Je me propose de poster une petite biographie de Liviu rebreanu, un auteur que je trouve passionnant. Cela ne sera pas du luxe vu le peu de références que l'on peut trouver en Français sur Rebreanu! J'ai trouvé cet excellent article sur le site du Courrier des Balkans.

Liviu Rebreanu, le fondateur du roman moderne roumain

Romancier, poète, éditeur, Liviu Rebreanu (1885-1944) est un des écrivains majeurs du XXème siècle et le plus grand écrivain roumain de l'entre-deux-guerres. Il a aussi dirigé le Théâtre national de Bucarest et la Société des Ecrivains roumains, ce qui conduit ses compatriotes à le considérer comme le véritable fondateur du roman roumain moderne et comme un véritable monument national.

Elève roumain, hongrois, allemand

Aîné d'une famille d'instituteurs qui comptait quatorze enfants, Liviu Rebreanu est né à Târlisua (département de Bistrita-Nasaud), aux confins orientaux de l'empire austro-hongrois sur le déclin, en Transylvanie, où vivent, à côté des Roumains majoritaires, des populations hongroises et germaniques. Son père reçoit souvent à la maison la visite du grand poète roumain George Cocbuc (1866-1918), qui est son ami. La formation du jeune Liviu reflète la diversité ethnique de sa province natale. Il fait ses classes d'abord à l'école où enseigne son père, à Maieru, puis successivement dans un lycée roumain, hongrois et allemand, à Bistrita, avant d'entreprendre des études supérieures à Budapest.

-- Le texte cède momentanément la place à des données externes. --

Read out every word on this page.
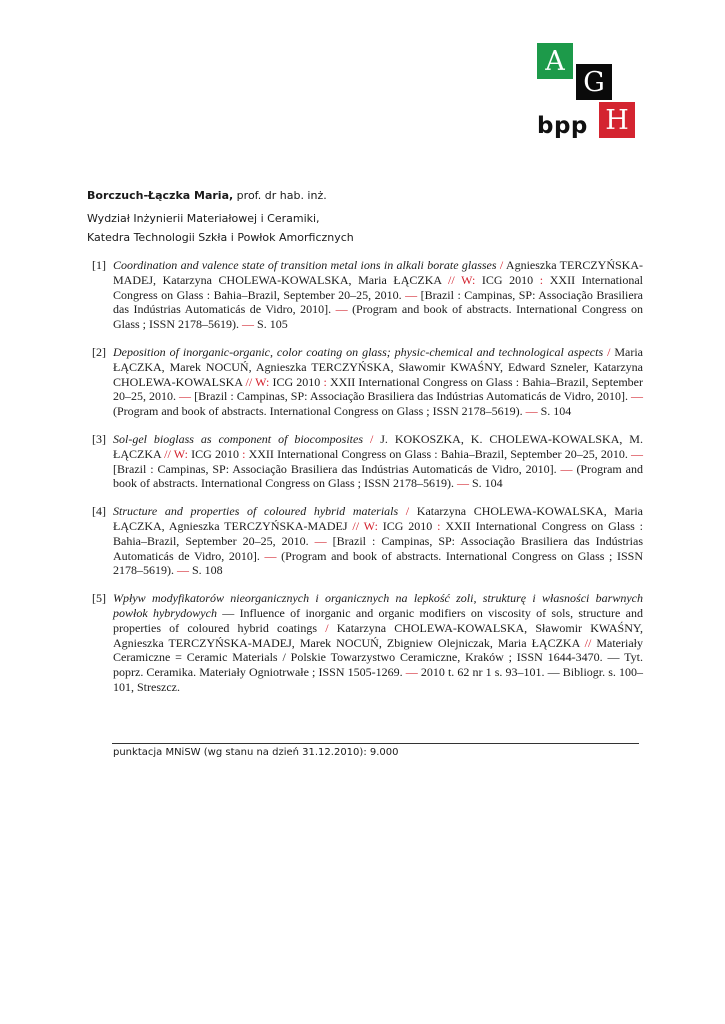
A
G
bpp H
Borczuch-Łączka Maria, prof. dr hab. inż.
Wydział Inżynierii Materiałowej i Ceramiki,
Katedra Technologii Szkła i Powłok Amorficznych
[1] Coordination and valence state of transition metal ions in alkali borate glasses / Agnieszka TERCZYŃSKA-MADEJ, Katarzyna CHOLEWA-KOWALSKA, Maria ŁĄCZKA // W: ICG 2010 : XXII International Congress on Glass : Bahia–Brazil, September 20–25, 2010. — [Brazil : Campinas, SP: Associação Brasiliera das Indústrias Automaticás de Vidro, 2010]. — (Program and book of abstracts. International Congress on Glass ; ISSN 2178–5619). — S. 105
[2] Deposition of inorganic-organic, color coating on glass; physic-chemical and technological aspects / Maria ŁĄCZKA, Marek NOCUŃ, Agnieszka TERCZYŃSKA, Sławomir KWAŚNY, Edward Szneler, Katarzyna CHOLEWA-KOWALSKA // W: ICG 2010 : XXII International Congress on Glass : Bahia–Brazil, September 20–25, 2010. — [Brazil : Campinas, SP: Associação Brasiliera das Indústrias Automaticás de Vidro, 2010]. — (Program and book of abstracts. International Congress on Glass ; ISSN 2178–5619). — S. 104
[3] Sol-gel bioglass as component of biocomposites / J. KOKOSZKA, K. CHOLEWA-KOWALSKA, M. ŁĄCZKA // W: ICG 2010 : XXII International Congress on Glass : Bahia–Brazil, September 20–25, 2010. — [Brazil : Campinas, SP: Associação Brasiliera das Indústrias Automaticás de Vidro, 2010]. — (Program and book of abstracts. International Congress on Glass ; ISSN 2178–5619). — S. 104
[4] Structure and properties of coloured hybrid materials / Katarzyna CHOLEWA-KOWALSKA, Maria ŁĄCZKA, Agnieszka TERCZYŃSKA-MADEJ // W: ICG 2010 : XXII International Congress on Glass : Bahia–Brazil, September 20–25, 2010. — [Brazil : Campinas, SP: Associação Brasiliera das Indústrias Automaticás de Vidro, 2010]. — (Program and book of abstracts. International Congress on Glass ; ISSN 2178–5619). — S. 108
[5] Wpływ modyfikatorów nieorganicznych i organicznych na lepkość zoli, strukturę i własności barwnych powłok hybrydowych — Influence of inorganic and organic modifiers on viscosity of sols, structure and properties of coloured hybrid coatings / Katarzyna CHOLEWA-KOWALSKA, Sławomir KWAŚNY, Agnieszka TERCZYŃSKA-MADEJ, Marek NOCUŃ, Zbigniew Olejniczak, Maria ŁĄCZKA // Materiały Ceramiczne = Ceramic Materials / Polskie Towarzystwo Ceramiczne, Kraków ; ISSN 1644-3470. — Tyt. poprz. Ceramika. Materiały Ogniotrwałe ; ISSN 1505-1269. — 2010 t. 62 nr 1 s. 93–101. — Bibliogr. s. 100–101, Streszcz.
punktacja MNiSW (wg stanu na dzień 31.12.2010): 9.000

Officier de l'Armée impériale austro-hongroise

Malgré sa passion pour la médecine, le manque d'argent le pousse vers la carrière militaire. Un choix obligé qui pèsera à la fois sur sa destinée et sur son oeuvre. En 1905, il est promu officier de l'Armée austro-hongroise, envoyé en poste à Gyula, mais découvre très vite que sa vocation est ailleurs. C'est l'écriture. A la veille de la Grande Guerre, l'effondrement de l'empire multinational se profile. Déjà les Roumains, frustrés par l'administration hongroise qui les exclut des affaires publiques, tournent le regard vers le petit royaume danubien qui s'est constitué de l'autre côté des Carpates, où vivent réunis leurs frères en latinité des provinces de Moldavie  et de Valachie. Liviu Rebreanu démissionne de l'armée.

Liviu_Rebreanu_dessin

Dépositaire d'une culture centre-européenne, il gagne en 1909 la Roumanie, indubitablement sa véritable patrie, ainsi que le note le critique Edgar Reichmann dans la présentation qu'il lui consacre. C'est là que s'exprimera son grand talent d'écrivain.

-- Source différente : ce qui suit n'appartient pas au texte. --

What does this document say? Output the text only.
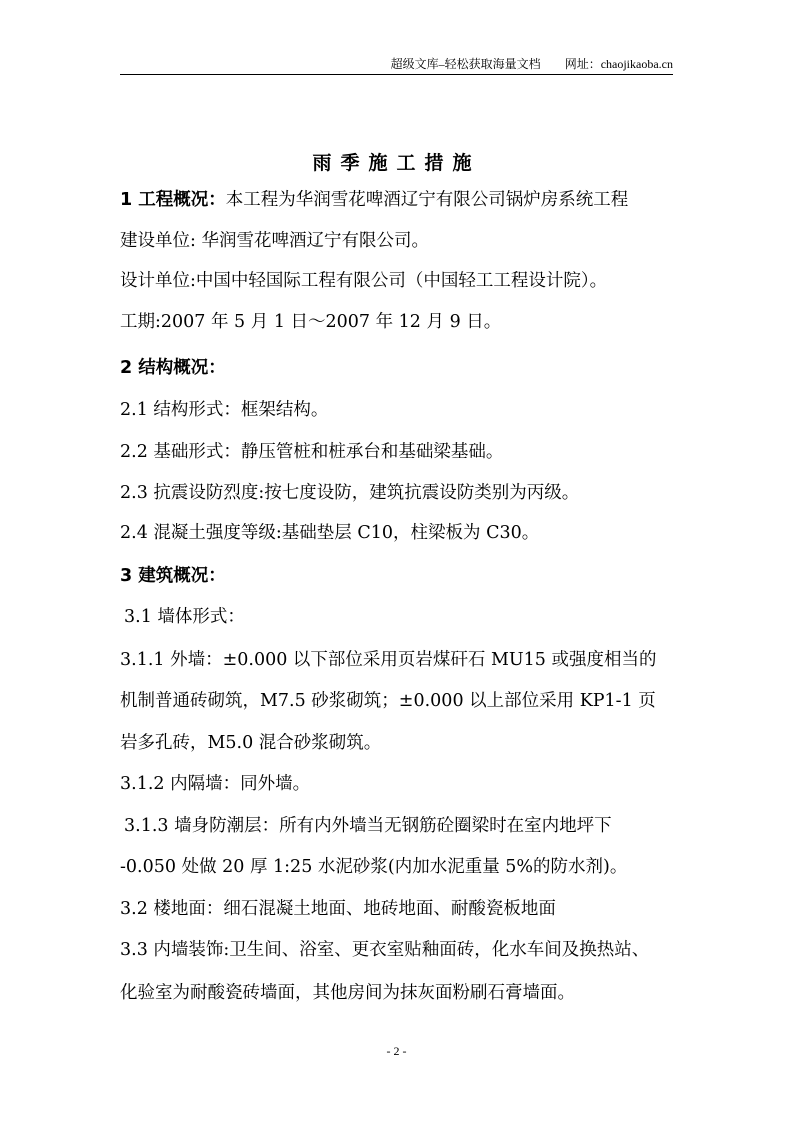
超级文库–轻松获取海量文档 网址：chaojikaoba.cn
雨季施工措施
1 工程概况：本工程为华润雪花啤酒辽宁有限公司锅炉房系统工程
建设单位: 华润雪花啤酒辽宁有限公司。
设计单位:中国中轻国际工程有限公司（中国轻工工程设计院）。
工期:2007 年 5 月 1 日～2007 年 12 月 9 日。
2 结构概况：
2.1 结构形式：框架结构。
2.2 基础形式：静压管桩和桩承台和基础梁基础。
2.3 抗震设防烈度:按七度设防，建筑抗震设防类别为丙级。
2.4 混凝土强度等级:基础垫层 C10，柱梁板为 C30。
3 建筑概况：
3.1 墙体形式：
3.1.1 外墙：±0.000 以下部位采用页岩煤矸石 MU15 或强度相当的
机制普通砖砌筑，M7.5 砂浆砌筑；±0.000 以上部位采用 KP1-1 页
岩多孔砖，M5.0 混合砂浆砌筑。
3.1.2 内隔墙：同外墙。
3.1.3 墙身防潮层：所有内外墙当无钢筋砼圈梁时在室内地坪下
-0.050 处做 20 厚 1:25 水泥砂浆(内加水泥重量 5%的防水剂)。
3.2 楼地面：细石混凝土地面、地砖地面、耐酸瓷板地面
3.3 内墙装饰:卫生间、浴室、更衣室贴釉面砖，化水车间及换热站、
化验室为耐酸瓷砖墙面，其他房间为抹灰面粉刷石膏墙面。
- 2 -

« Sois grand comme Cocbuc »

Avant qu'il ne franchisse clandestinement les montagnes, son père l'emmène jusqu'à la gare, lui lançant du quai « Sois aussi grand que Cocbuc ! » Quelques mois plus tard, il sera arrêté, extradé et emprisonné à Guyla, à la demande des autorités austro-hongroises qui n'ont pas apprécié les conditions de son départ. Libéré en 1890, il rejoindra aussitôt Bucarest.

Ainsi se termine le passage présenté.